A tragédia das chuvas no Rio, contada pelas vítimas
Moradores das cidades atingidas pelo temporal no Rio contam, com imagens, o drama de descobrir os estragos e perdas nos dias seguintes ao desastre
O medo que tomou conta das cidades com as primeiras inundações, o inexplicável surgimento de rios sobre ruas, a descoberta da dimensão da catástrofe, o resgate das vítimas. Em vídeos publicados na internet, a população das cidades mais atingidas pelas chuvas da semana passada criou uma espécie de documentário gigante da tragédia. Cada um a seu modo, com celulares, câmeras simples ou, em alguns casos, equipamentos sofisticados, os maiores atingidos pelo desastre têm muito para falar sobre o que se dá na região serrana deste a madrugada do dia 12 de janeiro.

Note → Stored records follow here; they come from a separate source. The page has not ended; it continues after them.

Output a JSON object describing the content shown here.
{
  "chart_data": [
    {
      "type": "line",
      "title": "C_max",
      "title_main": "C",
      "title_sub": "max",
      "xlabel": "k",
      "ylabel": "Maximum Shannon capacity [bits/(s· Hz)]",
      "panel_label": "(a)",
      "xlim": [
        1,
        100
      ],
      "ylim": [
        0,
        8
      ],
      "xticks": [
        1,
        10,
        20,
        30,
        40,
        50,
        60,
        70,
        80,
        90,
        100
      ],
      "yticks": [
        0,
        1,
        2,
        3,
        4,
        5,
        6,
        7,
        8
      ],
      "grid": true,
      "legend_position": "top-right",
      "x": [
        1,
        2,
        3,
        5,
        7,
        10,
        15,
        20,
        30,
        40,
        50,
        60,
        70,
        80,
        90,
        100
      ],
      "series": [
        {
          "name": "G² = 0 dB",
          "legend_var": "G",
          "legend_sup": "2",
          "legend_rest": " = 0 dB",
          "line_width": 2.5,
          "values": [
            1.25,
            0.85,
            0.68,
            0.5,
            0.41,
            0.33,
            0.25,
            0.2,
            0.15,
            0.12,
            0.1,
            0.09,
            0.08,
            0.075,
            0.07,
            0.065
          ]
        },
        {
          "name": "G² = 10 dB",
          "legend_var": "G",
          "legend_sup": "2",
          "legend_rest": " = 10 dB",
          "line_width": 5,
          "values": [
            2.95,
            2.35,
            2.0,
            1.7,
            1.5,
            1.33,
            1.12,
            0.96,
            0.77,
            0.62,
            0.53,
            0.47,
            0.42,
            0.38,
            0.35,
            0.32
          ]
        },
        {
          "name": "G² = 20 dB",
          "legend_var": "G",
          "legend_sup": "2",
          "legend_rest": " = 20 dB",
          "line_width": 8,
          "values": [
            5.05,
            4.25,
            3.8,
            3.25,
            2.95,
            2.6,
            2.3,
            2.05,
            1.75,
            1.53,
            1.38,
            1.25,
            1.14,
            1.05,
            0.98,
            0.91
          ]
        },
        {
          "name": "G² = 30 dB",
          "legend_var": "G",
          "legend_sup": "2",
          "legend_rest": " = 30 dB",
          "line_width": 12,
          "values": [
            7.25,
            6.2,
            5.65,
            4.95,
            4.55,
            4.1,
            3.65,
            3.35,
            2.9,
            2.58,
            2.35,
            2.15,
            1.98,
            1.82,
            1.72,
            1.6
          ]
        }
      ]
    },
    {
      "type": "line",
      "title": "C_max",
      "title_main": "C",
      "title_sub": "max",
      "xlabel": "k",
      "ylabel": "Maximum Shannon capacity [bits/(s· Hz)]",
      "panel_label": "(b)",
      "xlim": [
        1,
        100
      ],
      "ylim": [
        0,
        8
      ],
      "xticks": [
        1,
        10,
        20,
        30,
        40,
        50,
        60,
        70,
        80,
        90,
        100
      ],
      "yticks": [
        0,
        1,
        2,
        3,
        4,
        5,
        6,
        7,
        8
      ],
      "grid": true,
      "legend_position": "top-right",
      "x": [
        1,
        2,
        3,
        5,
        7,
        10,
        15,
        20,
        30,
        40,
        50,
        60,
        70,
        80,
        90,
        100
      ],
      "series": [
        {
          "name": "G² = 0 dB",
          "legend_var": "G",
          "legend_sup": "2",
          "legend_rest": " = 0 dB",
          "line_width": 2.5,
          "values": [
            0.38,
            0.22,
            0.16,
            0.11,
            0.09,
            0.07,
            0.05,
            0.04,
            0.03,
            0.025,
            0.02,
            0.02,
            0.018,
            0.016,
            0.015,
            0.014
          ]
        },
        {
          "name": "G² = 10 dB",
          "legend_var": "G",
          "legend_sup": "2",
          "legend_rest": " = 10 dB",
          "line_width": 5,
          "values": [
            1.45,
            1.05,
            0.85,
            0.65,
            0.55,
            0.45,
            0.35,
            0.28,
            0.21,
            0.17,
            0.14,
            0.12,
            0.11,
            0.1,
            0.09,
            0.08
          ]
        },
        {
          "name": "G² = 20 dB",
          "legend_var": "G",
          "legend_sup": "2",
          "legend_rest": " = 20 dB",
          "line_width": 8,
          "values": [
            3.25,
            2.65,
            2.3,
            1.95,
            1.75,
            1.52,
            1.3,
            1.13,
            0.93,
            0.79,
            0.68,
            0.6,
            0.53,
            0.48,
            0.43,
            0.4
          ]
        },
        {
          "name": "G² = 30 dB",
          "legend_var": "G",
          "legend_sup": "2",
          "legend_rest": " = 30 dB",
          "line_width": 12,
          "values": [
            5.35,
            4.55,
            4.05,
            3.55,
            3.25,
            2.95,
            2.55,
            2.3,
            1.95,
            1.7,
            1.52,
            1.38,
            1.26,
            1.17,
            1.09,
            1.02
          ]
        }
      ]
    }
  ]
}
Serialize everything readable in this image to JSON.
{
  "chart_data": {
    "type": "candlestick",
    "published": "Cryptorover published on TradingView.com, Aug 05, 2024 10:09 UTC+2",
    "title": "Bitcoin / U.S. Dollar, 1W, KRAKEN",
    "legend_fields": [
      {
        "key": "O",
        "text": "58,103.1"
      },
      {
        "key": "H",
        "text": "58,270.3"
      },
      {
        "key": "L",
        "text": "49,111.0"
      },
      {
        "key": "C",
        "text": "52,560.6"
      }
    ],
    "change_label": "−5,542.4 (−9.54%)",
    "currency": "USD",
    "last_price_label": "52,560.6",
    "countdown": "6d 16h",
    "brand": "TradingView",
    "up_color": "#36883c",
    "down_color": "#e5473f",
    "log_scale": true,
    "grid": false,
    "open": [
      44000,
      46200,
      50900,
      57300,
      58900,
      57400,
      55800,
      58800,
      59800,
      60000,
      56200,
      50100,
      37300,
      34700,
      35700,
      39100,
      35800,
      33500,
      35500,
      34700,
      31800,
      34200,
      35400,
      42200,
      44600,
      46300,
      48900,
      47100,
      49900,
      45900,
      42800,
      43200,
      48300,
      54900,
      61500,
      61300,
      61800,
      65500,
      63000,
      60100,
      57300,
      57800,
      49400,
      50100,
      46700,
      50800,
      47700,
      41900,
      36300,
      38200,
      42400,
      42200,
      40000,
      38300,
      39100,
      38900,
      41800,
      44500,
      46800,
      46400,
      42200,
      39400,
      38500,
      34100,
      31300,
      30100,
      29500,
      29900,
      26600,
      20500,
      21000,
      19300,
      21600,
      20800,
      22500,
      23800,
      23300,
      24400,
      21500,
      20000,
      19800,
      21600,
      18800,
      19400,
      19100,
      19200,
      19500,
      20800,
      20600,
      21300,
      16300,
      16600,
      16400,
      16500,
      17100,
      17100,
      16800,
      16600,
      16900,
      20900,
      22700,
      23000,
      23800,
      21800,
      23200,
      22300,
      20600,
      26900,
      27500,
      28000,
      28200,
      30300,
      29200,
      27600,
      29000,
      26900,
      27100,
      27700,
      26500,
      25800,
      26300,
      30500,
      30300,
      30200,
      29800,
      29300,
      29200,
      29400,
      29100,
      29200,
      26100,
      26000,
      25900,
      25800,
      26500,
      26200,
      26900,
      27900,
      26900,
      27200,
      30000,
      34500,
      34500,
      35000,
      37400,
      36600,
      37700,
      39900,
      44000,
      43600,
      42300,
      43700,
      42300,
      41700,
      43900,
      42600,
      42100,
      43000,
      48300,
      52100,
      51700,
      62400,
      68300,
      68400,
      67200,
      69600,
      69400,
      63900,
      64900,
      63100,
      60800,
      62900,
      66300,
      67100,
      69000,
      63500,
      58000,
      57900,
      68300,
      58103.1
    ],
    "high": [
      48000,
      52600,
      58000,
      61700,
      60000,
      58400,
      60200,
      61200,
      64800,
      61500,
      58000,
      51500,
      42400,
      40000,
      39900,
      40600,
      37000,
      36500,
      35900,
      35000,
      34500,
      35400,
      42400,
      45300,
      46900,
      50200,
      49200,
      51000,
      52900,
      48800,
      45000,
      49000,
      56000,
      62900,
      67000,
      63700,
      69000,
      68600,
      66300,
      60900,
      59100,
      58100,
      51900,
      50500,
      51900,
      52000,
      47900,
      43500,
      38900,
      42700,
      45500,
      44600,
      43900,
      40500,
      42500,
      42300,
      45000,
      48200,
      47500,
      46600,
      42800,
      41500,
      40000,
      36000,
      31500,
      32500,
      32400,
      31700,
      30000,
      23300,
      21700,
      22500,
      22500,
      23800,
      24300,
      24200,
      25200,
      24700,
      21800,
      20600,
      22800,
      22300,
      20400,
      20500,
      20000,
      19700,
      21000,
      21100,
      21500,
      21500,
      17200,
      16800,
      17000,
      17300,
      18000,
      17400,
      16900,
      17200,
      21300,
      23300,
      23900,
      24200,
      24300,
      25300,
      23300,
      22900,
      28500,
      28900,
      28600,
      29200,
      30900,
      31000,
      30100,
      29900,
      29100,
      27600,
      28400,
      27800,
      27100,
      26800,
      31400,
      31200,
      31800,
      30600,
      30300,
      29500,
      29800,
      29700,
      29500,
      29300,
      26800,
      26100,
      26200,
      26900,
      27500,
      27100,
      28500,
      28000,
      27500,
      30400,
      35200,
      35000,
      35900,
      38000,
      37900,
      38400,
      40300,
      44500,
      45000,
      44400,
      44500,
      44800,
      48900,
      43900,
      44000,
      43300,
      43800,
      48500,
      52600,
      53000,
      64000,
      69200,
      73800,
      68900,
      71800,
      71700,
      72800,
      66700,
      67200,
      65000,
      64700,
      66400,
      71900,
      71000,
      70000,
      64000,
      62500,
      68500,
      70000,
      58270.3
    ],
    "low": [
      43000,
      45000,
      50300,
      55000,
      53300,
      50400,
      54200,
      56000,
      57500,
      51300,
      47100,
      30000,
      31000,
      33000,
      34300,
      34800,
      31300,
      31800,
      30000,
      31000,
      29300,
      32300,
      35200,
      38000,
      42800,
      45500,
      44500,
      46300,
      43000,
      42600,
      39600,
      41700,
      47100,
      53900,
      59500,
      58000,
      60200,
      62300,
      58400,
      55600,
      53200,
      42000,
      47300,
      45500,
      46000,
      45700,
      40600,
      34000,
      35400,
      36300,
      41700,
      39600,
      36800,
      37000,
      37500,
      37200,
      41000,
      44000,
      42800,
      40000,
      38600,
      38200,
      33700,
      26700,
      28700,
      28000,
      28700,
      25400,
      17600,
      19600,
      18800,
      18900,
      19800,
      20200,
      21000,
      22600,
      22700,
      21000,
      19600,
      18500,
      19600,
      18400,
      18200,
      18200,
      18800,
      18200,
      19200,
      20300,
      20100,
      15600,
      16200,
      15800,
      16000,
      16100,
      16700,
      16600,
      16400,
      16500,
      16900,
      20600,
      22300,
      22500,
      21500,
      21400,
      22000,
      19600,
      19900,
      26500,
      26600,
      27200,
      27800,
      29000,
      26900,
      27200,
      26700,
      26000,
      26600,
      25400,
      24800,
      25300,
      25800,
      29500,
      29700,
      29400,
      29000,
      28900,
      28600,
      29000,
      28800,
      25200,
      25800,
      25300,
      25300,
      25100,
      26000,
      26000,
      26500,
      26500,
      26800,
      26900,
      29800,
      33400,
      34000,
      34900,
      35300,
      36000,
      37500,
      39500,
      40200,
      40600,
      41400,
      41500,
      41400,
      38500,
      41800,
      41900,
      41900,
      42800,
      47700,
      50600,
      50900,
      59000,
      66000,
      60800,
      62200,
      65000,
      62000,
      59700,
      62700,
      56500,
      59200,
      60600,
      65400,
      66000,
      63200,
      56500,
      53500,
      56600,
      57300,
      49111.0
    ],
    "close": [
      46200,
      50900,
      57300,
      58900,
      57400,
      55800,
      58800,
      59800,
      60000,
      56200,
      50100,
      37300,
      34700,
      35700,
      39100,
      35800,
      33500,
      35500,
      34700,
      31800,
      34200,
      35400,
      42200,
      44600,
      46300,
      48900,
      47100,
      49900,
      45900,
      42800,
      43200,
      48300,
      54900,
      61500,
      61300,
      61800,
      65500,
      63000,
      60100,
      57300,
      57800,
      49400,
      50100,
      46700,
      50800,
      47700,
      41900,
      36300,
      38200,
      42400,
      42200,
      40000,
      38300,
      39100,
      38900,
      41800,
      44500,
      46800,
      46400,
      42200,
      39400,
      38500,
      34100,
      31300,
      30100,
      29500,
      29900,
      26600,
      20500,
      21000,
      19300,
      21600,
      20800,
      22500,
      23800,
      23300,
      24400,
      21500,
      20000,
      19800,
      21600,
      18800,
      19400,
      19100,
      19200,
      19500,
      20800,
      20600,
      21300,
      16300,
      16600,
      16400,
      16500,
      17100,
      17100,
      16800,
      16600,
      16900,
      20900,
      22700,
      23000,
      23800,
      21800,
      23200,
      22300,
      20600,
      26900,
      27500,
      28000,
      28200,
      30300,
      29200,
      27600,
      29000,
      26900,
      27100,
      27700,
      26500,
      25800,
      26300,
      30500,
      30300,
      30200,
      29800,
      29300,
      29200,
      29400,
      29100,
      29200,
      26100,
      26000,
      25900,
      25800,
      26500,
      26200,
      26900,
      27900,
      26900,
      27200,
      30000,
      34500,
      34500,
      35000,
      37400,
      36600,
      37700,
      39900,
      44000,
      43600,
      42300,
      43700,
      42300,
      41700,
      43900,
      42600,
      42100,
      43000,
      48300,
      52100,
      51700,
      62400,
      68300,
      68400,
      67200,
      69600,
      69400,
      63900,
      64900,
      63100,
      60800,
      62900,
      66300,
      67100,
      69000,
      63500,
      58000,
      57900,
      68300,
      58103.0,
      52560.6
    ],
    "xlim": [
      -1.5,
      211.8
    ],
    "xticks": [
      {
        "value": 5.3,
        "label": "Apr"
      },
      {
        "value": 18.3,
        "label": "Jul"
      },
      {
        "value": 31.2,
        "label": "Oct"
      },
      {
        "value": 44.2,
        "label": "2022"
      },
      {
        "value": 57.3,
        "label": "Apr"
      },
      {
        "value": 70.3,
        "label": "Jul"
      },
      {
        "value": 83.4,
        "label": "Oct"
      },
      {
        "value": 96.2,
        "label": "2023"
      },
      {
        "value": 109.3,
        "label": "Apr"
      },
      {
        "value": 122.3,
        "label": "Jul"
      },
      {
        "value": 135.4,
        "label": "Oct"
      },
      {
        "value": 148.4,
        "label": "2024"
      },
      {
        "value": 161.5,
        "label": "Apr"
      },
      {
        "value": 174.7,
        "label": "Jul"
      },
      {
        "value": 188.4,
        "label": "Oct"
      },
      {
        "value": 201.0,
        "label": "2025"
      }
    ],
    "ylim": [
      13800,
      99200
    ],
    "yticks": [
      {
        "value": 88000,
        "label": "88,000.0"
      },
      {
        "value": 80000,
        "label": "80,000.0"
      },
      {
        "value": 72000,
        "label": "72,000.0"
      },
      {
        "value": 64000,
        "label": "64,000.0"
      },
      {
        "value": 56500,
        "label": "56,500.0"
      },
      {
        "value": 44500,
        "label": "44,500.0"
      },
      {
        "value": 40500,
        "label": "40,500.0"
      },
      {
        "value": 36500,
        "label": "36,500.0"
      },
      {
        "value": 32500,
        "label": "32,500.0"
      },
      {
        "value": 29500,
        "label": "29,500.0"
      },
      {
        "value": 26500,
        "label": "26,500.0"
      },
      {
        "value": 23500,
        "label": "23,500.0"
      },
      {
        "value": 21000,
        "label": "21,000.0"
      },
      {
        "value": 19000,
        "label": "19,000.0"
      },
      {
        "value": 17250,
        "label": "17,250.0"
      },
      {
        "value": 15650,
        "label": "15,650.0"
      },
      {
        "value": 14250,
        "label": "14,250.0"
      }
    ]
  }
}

A primeira constatação é de que é possível recontar, com ajuda desses pequenos fragmentos do começo de 2011, o drama de um estado que ainda chora seus mais de 600 mortos. Mas o material armazenado na internet, em canais como o Youtube, terá utilidade para ajudar as autoridades e pesquisadores a entender a mecânica dos deslizamentos e inundações que devastaram três cidades e afetaram de alguma forma a vida de todo o país.
O registro de um morador do bairro Vila Amélia, em Nova Friburgo, mostra como a força da inundação foi capaz de romper até mesmo a pavimentação das ruas. Ainda sem entender o que se passava, o morador comenta que “parece ser o estouro de alguma barragem”, ou de uma cisterna. Sem interromper a gravação, ele e seus vizinhos percebem que a água não vem só de cima. “Está brotando da calçada, da terra. A água vem de baixo”, comentam. Em algumas regiões montanhosas do estado, os aqüíferos subterrâneos, saturados por um mês de chuvas intermitentes, podem, sim, devolver a água para a superfície – e este tipo de saturação do terreno é uma das explicações possíveis para a quantidade3 e a intensidade dos deslizamentos de terra em Teresópolis, Petrópolis e Nova Friburgo.
No dia seguinte à inundação, no mesmo bairro, outro morador da cidade mostra o resultado de algumas horas de enxurrada: a rua do bairro pacato foi coberta pela lama e a força da torrente fez um carro submergir – algo até então inimaginável em uma área com prédios e casas bem construídos, na região central de Nova Friburgo. No dia seguinte à catástrofe, moradores do condomínio Parcville filmaram carros embaralhados pela força da água, que ainda corre entre as casas, transformando a área de lazer do conjunto residencial em uma corredeira.
Na cidade vizinha, Bom Jardim, para onde escoa toda a chuva de Friburgo, quando o Rio Bengalas deságua no Rio Grande, a inundação cobriu grande parte do bairro São Miguel. Um clube, próximo ao centro da cidade, aparece nas imagens do cinegrafista amador coberto d’água até o telhado, enquanto uma caudalosa massa marrom varre o que antes eram ruas. Outro morador da pequena cidade constatou, perplexo, a violência das águas do mesmo rio, que carregou os móveis recém-comprados de um casal. “A máquina de lavar chegou ontem”, narra o cinegrafista, mostrando o que sobrou da casa: apenas uma cama em um quarto que parece de brinquedo, diante do tamanho das ondas formadas pelo rio.
Em Teresópolis, o morador de um dos bairros devastados pela avalanche que desceu das montanhas documentou a própria perplexidade com o estado em que encontrou sua rua e os fundos das casas da área. A piscina amanheceu coberta de terra, e a parte de trás das casas virou um grande canteiro de cor marrom.
A manhã seguinte à devastação em Vieira, distrito de Teresópolis, aparece nas imagens de um morador da área que percorreu um dos vales atingidos pelo desastre. Os endereços mudam, mas a sensação é sempre de perplexidade: em Itaipava, um outro cinegrafista acompanhou equipes de resgate tentando chegar aos locais atingidos pela tempestade, descobrindo pouco a pouco o que sobrou de pé depois da avalanche.
O trabalho das equipes de resgate é um capítulo à parte, que confere às imagens característica de filmes de ação. Em Itaipava, um homem gravou o momento em que o helicóptero da Polícia Civil faz um pouso rápido em frente ao quartel do Corpo de Bombeiros para deixar feridos recolhidos em áreas remotas.